Edle Sportwagenschmiede
Maseratti von der Mutter herumgeschubst

Autoenthusiasten bewundern die Marke mit dem Dreizack, doch beim italienischen Fiat-Konzern wird Maserati zurzeit herumgestoßen wie ein ungeliebtes Kind.

FRANKFURT. Anfang des Jahres wurde die Marke von der ehemaligen Mutter Ferrari getrennt und mit Alfa Romeo unter einem Dach zusammengeführt. Offizielle Begründung: Synergien zwischen den beiden Sportwagenmarken. Doch schon damals war klar: Fiat-Chef Sergio Marchionne nabelt die verlustreiche Marke ab, um den Börsenkandidaten Ferrari von einer finanziellen Last zu befreien. Nun wird Maserati schon wieder von Alfa entwöhnt.
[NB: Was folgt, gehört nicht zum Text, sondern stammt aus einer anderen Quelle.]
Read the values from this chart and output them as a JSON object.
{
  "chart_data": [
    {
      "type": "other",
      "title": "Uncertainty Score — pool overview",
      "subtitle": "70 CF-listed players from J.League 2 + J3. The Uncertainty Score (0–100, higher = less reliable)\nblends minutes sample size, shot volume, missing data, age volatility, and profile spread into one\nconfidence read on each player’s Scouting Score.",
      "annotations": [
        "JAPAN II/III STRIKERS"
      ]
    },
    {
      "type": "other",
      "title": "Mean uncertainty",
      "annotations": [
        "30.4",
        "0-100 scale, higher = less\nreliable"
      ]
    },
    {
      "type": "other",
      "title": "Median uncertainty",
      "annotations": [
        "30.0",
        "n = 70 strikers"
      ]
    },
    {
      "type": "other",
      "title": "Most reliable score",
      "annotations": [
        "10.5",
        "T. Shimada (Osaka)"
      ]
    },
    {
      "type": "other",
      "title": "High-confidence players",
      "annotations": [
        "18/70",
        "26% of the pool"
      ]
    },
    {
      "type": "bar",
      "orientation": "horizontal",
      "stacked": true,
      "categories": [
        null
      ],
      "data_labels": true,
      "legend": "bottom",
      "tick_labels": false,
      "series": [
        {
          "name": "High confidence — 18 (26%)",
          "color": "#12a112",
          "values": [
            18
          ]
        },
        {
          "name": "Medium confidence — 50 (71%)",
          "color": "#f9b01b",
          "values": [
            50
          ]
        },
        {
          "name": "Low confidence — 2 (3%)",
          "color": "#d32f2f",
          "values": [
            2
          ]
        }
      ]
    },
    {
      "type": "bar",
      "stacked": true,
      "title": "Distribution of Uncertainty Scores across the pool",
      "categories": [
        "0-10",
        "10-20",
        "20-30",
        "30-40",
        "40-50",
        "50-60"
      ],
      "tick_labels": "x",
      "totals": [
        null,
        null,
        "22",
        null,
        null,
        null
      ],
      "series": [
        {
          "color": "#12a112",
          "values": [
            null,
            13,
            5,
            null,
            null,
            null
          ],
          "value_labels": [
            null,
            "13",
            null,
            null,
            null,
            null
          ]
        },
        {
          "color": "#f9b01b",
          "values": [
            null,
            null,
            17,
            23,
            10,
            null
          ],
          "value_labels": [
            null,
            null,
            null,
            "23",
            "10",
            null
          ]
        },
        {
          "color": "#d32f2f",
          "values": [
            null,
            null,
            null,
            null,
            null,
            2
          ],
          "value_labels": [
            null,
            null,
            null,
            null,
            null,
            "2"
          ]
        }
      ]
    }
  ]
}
Zumindest deuten die personellen Änderungen, die sicherste Konstante im Fiat-Konzern, darauf hin. Karl-Heinz Kalbfell, vor einem Jahr vom Ex-Fiat-Autochef Herbert Demel bei der BMW-Tochter Rolls Royce abgeworben, verliert die Verantwortung für Alfa und ist künftig nur noch für Maserati direkt zuständig. Dass er sich daneben mit der Aufgabe schmücken darf, die strategische Entwicklung beider Marken voranzutreiben, klingt in der Sache nicht logisch. Vielmehr sieht es so aus, als ob Marchionne, dem eher ein Rechenschieber im Kopf als Benzin im Blut nachgesagt wird, die Geduld mit Maserati endgültig verloren hat. Der Marke, die einmal als Porsche-Gegner aufgebaut werden sollte, ist es nie gelungen, auf profitable Stückzahlen zu kommen. Nur gut 4 000 Wagen fanden 2004 einen Käufer. Maserati könnte nur dann Gewinne einfahren, wenn exorbitant hohe Preise erzielt oder die Entwicklungs- und Produktionskosten durch Synergien mit anderen Modellen des Fiat-Konzerns extrem niedrig gehalten werden können.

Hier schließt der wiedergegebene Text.